Il y a eu cette carte d’un village, je ne le savais pas mais elle allait quand même devenir la fondation de ce roman qui m’est si cher. Dans mon ici, j’avais dessiné l’ici de Simon et Marie. Pendant l’écriture de la première version, sinueux chemin aux odeurs d’humidité et de feuilles mortes, j’ai souvent eu besoin de m’enfuir au plus creux de moi, et je le faisais en dessinant. Des personnages. Des lieux. Des odeurs. Tout ça sans la moindre réflexion sur une pertinence, sur un sens, sur une qualité. Tout ça sans l’espoir que quelqu’un trouve ça beau, sans le désir que chaque croquis soit meilleur que le précédent. Des dessins Chenil no 5 sans le moindre chien ni le moindre doute.
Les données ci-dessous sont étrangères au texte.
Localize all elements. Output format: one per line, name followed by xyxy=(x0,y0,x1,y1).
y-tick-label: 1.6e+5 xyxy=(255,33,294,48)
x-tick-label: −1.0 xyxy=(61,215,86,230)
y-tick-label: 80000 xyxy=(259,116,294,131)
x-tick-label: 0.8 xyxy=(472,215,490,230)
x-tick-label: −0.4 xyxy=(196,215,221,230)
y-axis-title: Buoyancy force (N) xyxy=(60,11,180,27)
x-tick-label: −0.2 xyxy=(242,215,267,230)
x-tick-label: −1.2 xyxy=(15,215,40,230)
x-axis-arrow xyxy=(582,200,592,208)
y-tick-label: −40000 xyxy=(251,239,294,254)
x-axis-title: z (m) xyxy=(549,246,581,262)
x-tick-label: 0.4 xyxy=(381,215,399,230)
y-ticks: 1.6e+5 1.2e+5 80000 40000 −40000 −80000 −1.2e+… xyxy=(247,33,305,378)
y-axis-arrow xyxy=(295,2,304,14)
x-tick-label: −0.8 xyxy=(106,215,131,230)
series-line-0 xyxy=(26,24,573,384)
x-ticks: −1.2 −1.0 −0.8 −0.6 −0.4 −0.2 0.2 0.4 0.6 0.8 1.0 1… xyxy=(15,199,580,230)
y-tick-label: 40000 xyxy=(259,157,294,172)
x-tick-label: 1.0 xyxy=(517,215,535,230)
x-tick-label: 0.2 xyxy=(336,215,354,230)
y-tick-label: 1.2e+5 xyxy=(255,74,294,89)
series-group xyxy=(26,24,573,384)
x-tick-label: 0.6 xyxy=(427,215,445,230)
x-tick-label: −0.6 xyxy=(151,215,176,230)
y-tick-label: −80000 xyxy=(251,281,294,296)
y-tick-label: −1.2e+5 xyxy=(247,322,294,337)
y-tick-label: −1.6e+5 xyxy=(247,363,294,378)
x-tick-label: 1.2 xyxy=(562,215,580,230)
Au sortir de ma cachette, j’avançais quelques mots supplémentaires qui arrivaient à me faire du bien, parce que j’aime écrire, j’aime encore écrire, ça ne changera pas, même si maintenant ça m’effraie. Quand la peur devenait trop grande, je replongeais dans les griffonnages de visages ou de ballerines ou de charrette tirée par des chevaux difformes et le cycle se répétait jusqu’au dernier chapitre.

Avec les révisions et les réécritures, mes dessins ont aussi changé. Ils étaient toujours importants dans le processus, mais comme le roman devenait concret, ils prenaient eux aussi une forme absurdement concrète : c’était des couvertures, jamais des vraies, jamais même l’ébauche de véritables idées à transmettre à l’éditeur. Des couvertures pour moi, pour ressentir le roman plutôt que l’écrire. L’évolution de mon ici, loin loin loin du clavier.

Ce roman, je crois, est un dessin.

Un jour, je le sais, cet ici deviendra un ailleurs, et les dessins cesseront d’être assez opaques pour m’abriter des regards.

Et je me mettrai alors à chanter, sans doute.